As a New Mexico resident, no one need tell you how bad the roads can get during the winter. Snow and ice make for hazardous driving conditions anywhere, but add in the mountainous terrain in and around Albuquerque and you have the perfect storm for car accidents and the serious injuries that can result.
Unfortunately, Ideal Eyecare explains that a car accident can indeed blind you. In fact, per the National Federation of the Blind, approximately 25,000 people nationwide become partially or totally blind each year due to receiving a blunt force trauma to their face or head during an accident.

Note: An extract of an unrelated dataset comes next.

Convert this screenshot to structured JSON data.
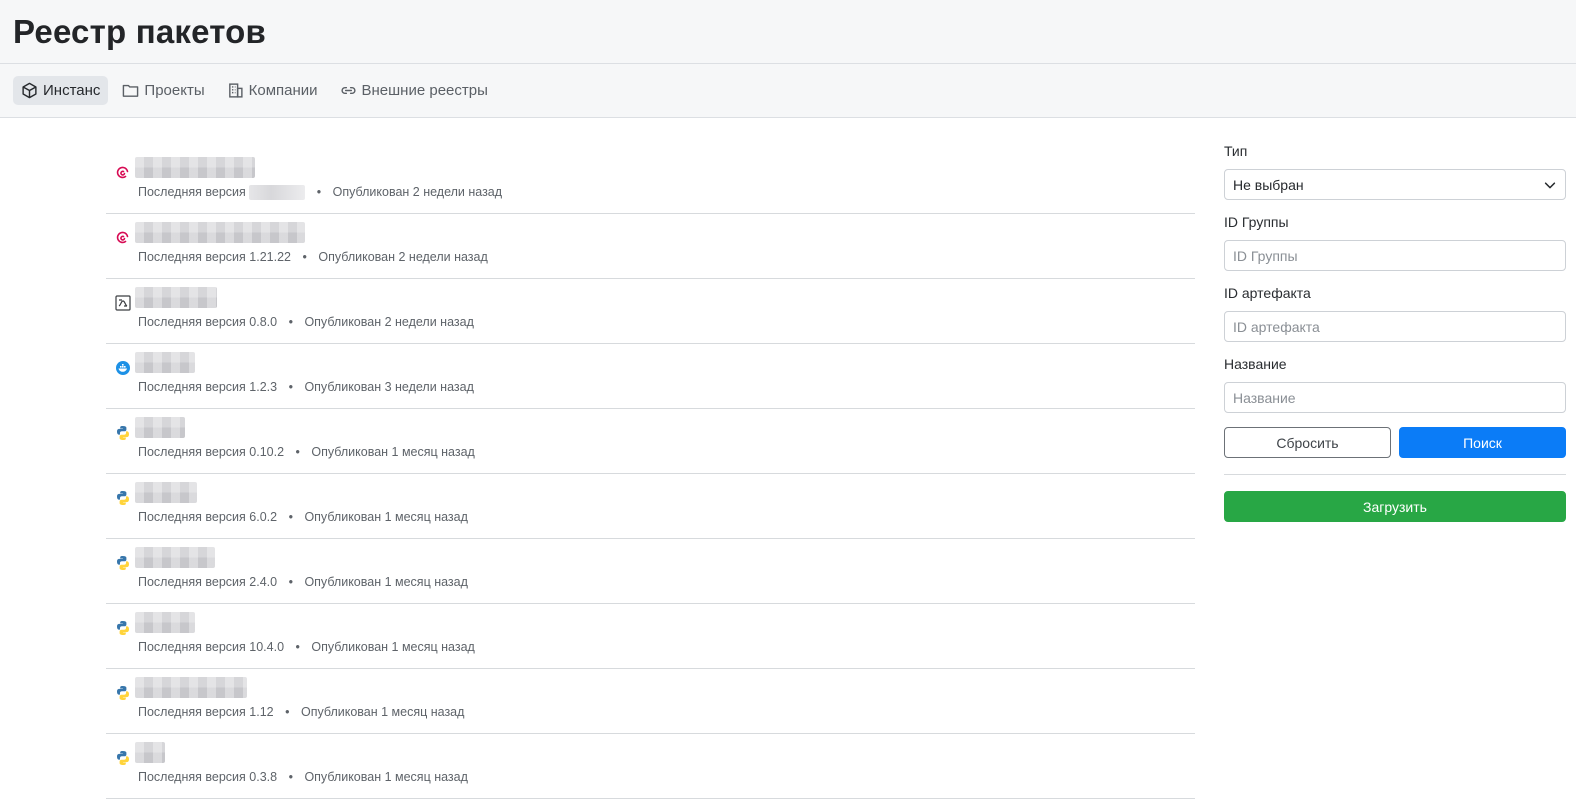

While a traumatic brain injury or pieces of debris hitting or piercing your eyes during an accident could cause you to immediately lose all vision, you more likely will notice one of the following vision problems:
- Continual floaters that obstruct your vision
- Recurring light flashes that not only obscure your vision, but also can cause severe headaches
- Loss of your peripheral vision resulting in tunnel vision
- A “gray curtain” in front of your eyes
If your retinas, those thin tissue layers near your optic nerves at the back of your eyes, become detached, they will no longer be able to send light signals to your brain, thereby rendering you partially or completely blind. This is why any eye injury represents a true medical emergency that calls for immediate surgical intervention such as one of the following:
- Pneumatic retinopexy
- Laser surgery
- Scleral buckle
Without such treatment you could become irrevocably totally blind.
This is general educational information and not intended to provide legal advice.